I am so lucky to have such amazingly supportive friends. I will always be thankful for having them during the hardest part of my life. It is still very overwhelming for me to read these emails. There are six emails total and I cry each time. It amazes me that bits and pieces of my personality were still present.
To recap on my injuries I sustained from falling 11 stories, or 72 feet, off of a high-rise apartment building: an open fracture to my right femur (meaning the bone went through the skin), fractured left femur, broken right ankle, broken left and right feet, closed head injury, broken left orbital bone (under eye) and that is it.
Once I was able to remember what had happened to me for more than a few hours, I realized that if I could survive all of this I could get through a break-up.
One of the times my boyfriend was visiting me in the hospital was when I decided to end things with him. Even in the hospital he wasn't supportive enough ,didn't visit often enough. He was a salesman and could talk his way out of any situation. He would tell me things that any girl would want to hear, but his actions never reflected what he was saying.
I really can’t imagine how hard this all had to be for him, but I think my situation was a little worse. I don’t blame him for any of this, but do wish that the relationship could have ended differently.
With the support of my family and friends I have made a truly remarkable recovery. One year later I am now able to run with almost no pain. If you didn’t know me and I walked by, you wouldn’t notice anything physically different about me. I am only left with two scars from all of this, one on my right foot and one on my right thigh.
The emotional damage is not visible, but I am still dealing with it all. I see a therapist twice a month and have just started to accept that this actually happened to me.

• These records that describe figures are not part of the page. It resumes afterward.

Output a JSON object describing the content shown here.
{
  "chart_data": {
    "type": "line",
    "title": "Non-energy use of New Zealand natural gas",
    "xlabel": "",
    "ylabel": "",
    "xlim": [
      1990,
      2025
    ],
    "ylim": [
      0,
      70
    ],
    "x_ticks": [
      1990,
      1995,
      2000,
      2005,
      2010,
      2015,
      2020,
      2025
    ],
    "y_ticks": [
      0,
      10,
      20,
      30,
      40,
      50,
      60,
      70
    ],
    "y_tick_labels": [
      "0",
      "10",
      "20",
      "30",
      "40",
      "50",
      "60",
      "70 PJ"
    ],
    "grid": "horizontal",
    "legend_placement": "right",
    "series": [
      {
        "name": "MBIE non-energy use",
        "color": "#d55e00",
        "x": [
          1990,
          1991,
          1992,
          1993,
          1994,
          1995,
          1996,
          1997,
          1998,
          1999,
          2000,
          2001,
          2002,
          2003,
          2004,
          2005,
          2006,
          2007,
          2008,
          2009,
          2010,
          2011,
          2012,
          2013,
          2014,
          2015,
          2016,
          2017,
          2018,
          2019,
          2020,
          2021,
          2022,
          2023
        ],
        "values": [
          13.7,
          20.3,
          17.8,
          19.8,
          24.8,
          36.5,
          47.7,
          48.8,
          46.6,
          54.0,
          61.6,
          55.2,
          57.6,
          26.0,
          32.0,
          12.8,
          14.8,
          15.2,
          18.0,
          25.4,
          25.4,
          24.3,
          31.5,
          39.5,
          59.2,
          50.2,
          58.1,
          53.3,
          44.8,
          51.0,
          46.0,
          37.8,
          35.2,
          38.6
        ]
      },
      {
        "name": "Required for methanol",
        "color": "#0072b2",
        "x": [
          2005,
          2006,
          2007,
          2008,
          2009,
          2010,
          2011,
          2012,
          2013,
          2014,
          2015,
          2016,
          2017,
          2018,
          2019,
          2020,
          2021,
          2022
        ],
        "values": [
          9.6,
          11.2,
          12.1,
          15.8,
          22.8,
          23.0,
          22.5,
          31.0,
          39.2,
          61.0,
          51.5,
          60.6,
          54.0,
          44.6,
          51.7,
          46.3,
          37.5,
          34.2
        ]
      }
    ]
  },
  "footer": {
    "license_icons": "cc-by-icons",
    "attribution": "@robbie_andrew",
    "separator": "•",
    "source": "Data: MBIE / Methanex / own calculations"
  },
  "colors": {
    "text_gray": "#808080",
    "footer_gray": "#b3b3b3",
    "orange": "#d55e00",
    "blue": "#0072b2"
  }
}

I have been able to keep a very positive outlook on my life through all of this. I never felt sorry for myself or angry for having to deal with this. I just did what I had to do, it took 7 months of physical therapy 3 times a week, to be able to physically get back to where I was.
That ex-boyfriend is no longer a part of my life. I don’t know if I can ever be around him again. It brings up too much hurt and even some anger.
That relationship was very toxic and turned me into a person that I didn’t know. I never felt loved enough or like I was important enough. Maybe some of those issues are my own, but I will never again allow myself to be in a relationship where I have to make excuses for the man I am with.
Always remember: Actions really do speak louder than words. And remember, you really don’t know how strong you are until you have no other choice but to be strong.